Illustrations by Alexander Angnaluak
THE ATLANTIC OCEAN BORDERS the Labrador coastline from the northern end of the Big Land, where it meets Davis Strait to the southern end, which runs into the Gulf of St. Lawrence. Storms have shaped the landscape as well as the People living on the coast. Conditions all along the coastline are harsh, but the northern climes are the hardest areas for people to adapt to.
It was late April and a nor’easter had been roaring in from the Atlantic for a week. As the weather had been too bad for hunting, the Inuit living in Hebron were running short of food. Late in the evening of the eighth day, the storm blew itself out and an eerie silence filled the land. People emerged from their igloos to look at the sky to determine the weather for the next day. Hunting seals at the sinaa (floe edge) was uppermost in the hunters’ minds, but they knew theywould have to wait at least two days before venturing out onto the sea ice to shoot and dart those plump jar seals. Some hunters would haul their qajaqs on omemade qamutiiks (sleds) while others would just use harpoons and throwing hooks to snag the floating seals.
Jacko, his son Amandus and nephew Abia were among the eager hunters who left the village before daylight with eight sled dogs hurry ing eastward looking for seals to dart as they swam by the floe edge.
The day went by very quickly with the men having killed 12 plump seals while enjoying their day sharing steaming raw seal liver washed down with sweet tea boiled on the primus stove. They could see other hunters to the north and south, and when evening neared they got ready to return home because all the other hunters had already left the sinaa.
When Amandus went to get the team he climbed some piled up ice pans to scan the ice surface and his blood ran cold with what he saw.
In the morning they had run across a large crack in the ice surface that was covered with about three feet of hard-packed snow. The storm had broken up the ice and the strong current forced it to separate during the day. There was about 20 feet of open water between the ice floe and the land-fast ice to the west. They were stranded without a soul in sight and their qajaqs left ashore. This was a serious situation.
Illustrations by Alexander Angnaluak
IN EARLY JUNE THE ICE had moved off the coastline and people from the little settlements all along the Labrador coast were making their way to their summer fishing stations. My ancient uncle Julius sat atop the high hill behind his sod-covered summer fishing place smoking his pipe and looking out across the water at two large islands he knew to be 10 miles from land. The family had just arrived that day to get things ready for their busy fishing time and my uncle had walked over the land looking around and centering himself in the familiar environment that he loved. As he sat on the hill he thought he saw smoke rising from those far away islands but he knew no one would be out there yet: too early for fishing time.
A week later some transient Newfoundland fishermen steamed into my uncle’s cove in a large fishing schooner. He told them about the smoke on the islands so they made ready to go out to see who may have made the signal. Two days later, they came back into the cove with three Inuit hunters grinning from ear-to-ear. They had survived two weeks on a large ice pan, drifting south approximately 250 miles with the Labrador current, nearly drowning and getting smashed to bits on the cliffs of Cape Kidlaipit, and finally going aground on the island that saved their lives.

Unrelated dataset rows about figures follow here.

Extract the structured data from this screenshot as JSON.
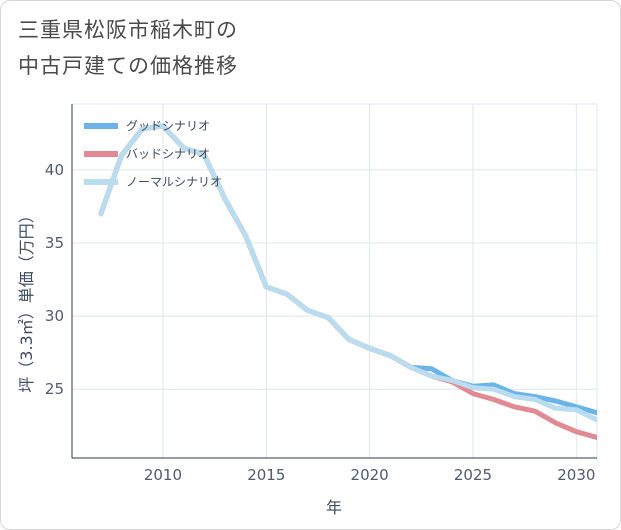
{
  "title": {
    "line1": "三重県松阪市稲木町の",
    "line2": "中古戸建ての価格推移"
  },
  "colors": {
    "good": "#6cb4e8",
    "bad": "#e08a93",
    "normal": "#b9dcee",
    "grid": "#dfe6ee",
    "axis": "#2f3a4a"
  },
  "chart_data": {
    "type": "line",
    "xlabel": "年",
    "ylabel": "坪（3.3㎡）単価（万円）",
    "xlim": [
      2005.6,
      2031
    ],
    "ylim": [
      20.3,
      44.5
    ],
    "x_ticks": [
      2010,
      2015,
      2020,
      2025,
      2030
    ],
    "y_ticks": [
      25,
      30,
      35,
      40
    ],
    "x_tick_labels": [
      "2010",
      "2015",
      "2020",
      "2025",
      "2030"
    ],
    "y_tick_labels": [
      "25",
      "30",
      "35",
      "40"
    ],
    "legend_position": "top-left",
    "series": [
      {
        "name": "グッドシナリオ",
        "color": "#6cb4e8",
        "points": [
          [
            2007,
            37
          ],
          [
            2008,
            41
          ],
          [
            2009,
            42.8
          ],
          [
            2010,
            43
          ],
          [
            2011,
            41.5
          ],
          [
            2012,
            41
          ],
          [
            2013,
            38
          ],
          [
            2014,
            35.5
          ],
          [
            2015,
            32
          ],
          [
            2016,
            31.5
          ],
          [
            2017,
            30.4
          ],
          [
            2018,
            29.9
          ],
          [
            2019,
            28.4
          ],
          [
            2020,
            27.8
          ],
          [
            2021,
            27.3
          ],
          [
            2022,
            26.5
          ],
          [
            2023,
            26.4
          ],
          [
            2024,
            25.6
          ],
          [
            2025,
            25.2
          ],
          [
            2026,
            25.3
          ],
          [
            2027,
            24.7
          ],
          [
            2028,
            24.5
          ],
          [
            2029,
            24.2
          ],
          [
            2030,
            23.8
          ],
          [
            2031,
            23.4
          ]
        ]
      },
      {
        "name": "バッドシナリオ",
        "color": "#e08a93",
        "points": [
          [
            2007,
            37
          ],
          [
            2008,
            41
          ],
          [
            2009,
            42.8
          ],
          [
            2010,
            43
          ],
          [
            2011,
            41.5
          ],
          [
            2012,
            41
          ],
          [
            2013,
            38
          ],
          [
            2014,
            35.5
          ],
          [
            2015,
            32
          ],
          [
            2016,
            31.5
          ],
          [
            2017,
            30.4
          ],
          [
            2018,
            29.9
          ],
          [
            2019,
            28.4
          ],
          [
            2020,
            27.8
          ],
          [
            2021,
            27.3
          ],
          [
            2022,
            26.5
          ],
          [
            2023,
            25.9
          ],
          [
            2024,
            25.5
          ],
          [
            2025,
            24.7
          ],
          [
            2026,
            24.3
          ],
          [
            2027,
            23.8
          ],
          [
            2028,
            23.5
          ],
          [
            2029,
            22.7
          ],
          [
            2030,
            22.1
          ],
          [
            2031,
            21.7
          ]
        ]
      },
      {
        "name": "ノーマルシナリオ",
        "color": "#b9dcee",
        "points": [
          [
            2007,
            37
          ],
          [
            2008,
            41
          ],
          [
            2009,
            42.8
          ],
          [
            2010,
            43
          ],
          [
            2011,
            41.5
          ],
          [
            2012,
            41
          ],
          [
            2013,
            38
          ],
          [
            2014,
            35.5
          ],
          [
            2015,
            32
          ],
          [
            2016,
            31.5
          ],
          [
            2017,
            30.4
          ],
          [
            2018,
            29.9
          ],
          [
            2019,
            28.4
          ],
          [
            2020,
            27.8
          ],
          [
            2021,
            27.3
          ],
          [
            2022,
            26.5
          ],
          [
            2023,
            25.9
          ],
          [
            2024,
            25.6
          ],
          [
            2025,
            25.1
          ],
          [
            2026,
            25
          ],
          [
            2027,
            24.5
          ],
          [
            2028,
            24.3
          ],
          [
            2029,
            23.7
          ],
          [
            2030,
            23.6
          ],
          [
            2031,
            22.9
          ]
        ]
      }
    ]
  }
}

They were very hardy men sleeping without cover in their sealskin clothing in all manner or weather and living off seal meat while keeping their dogs alive and facing each difficulty with stoic determination.
THESE MEN POSSESSED great humility and never boasted about their exploits, simply telling snippets of their adventure and leaving the rest to the imagination of the listener. It is the Inuit way, to endure trials with humility and to prosper from adversity while also serving as living proof that adaptability is one of the amazing wonders of survival.
At the end of their adventure, the men from Hebron returned to their families: no fuss, no bragging, just the humbleness that kept them alive through what must have been nothing but a nightmare. Northern men have a spiritual connection to the land and all its elements, both visible and invisible. They seem to possess some sort of inner strength that sets them apart from others. Sometimes I have stood next to a northern man out on the land and felt his inner strength, I have watched as he sat on the side of a high mountain and became one with his surroundings. There remains in us something intangible and not fully understood but keenly felt, something that binds us to our past and connects us with our half-forgotten roots. It is the spirit of the ancestors that keeps us alive and vibrant; our ties to the land and animals are so strong they will never be replaced in our ancient hearts by modern conveniences.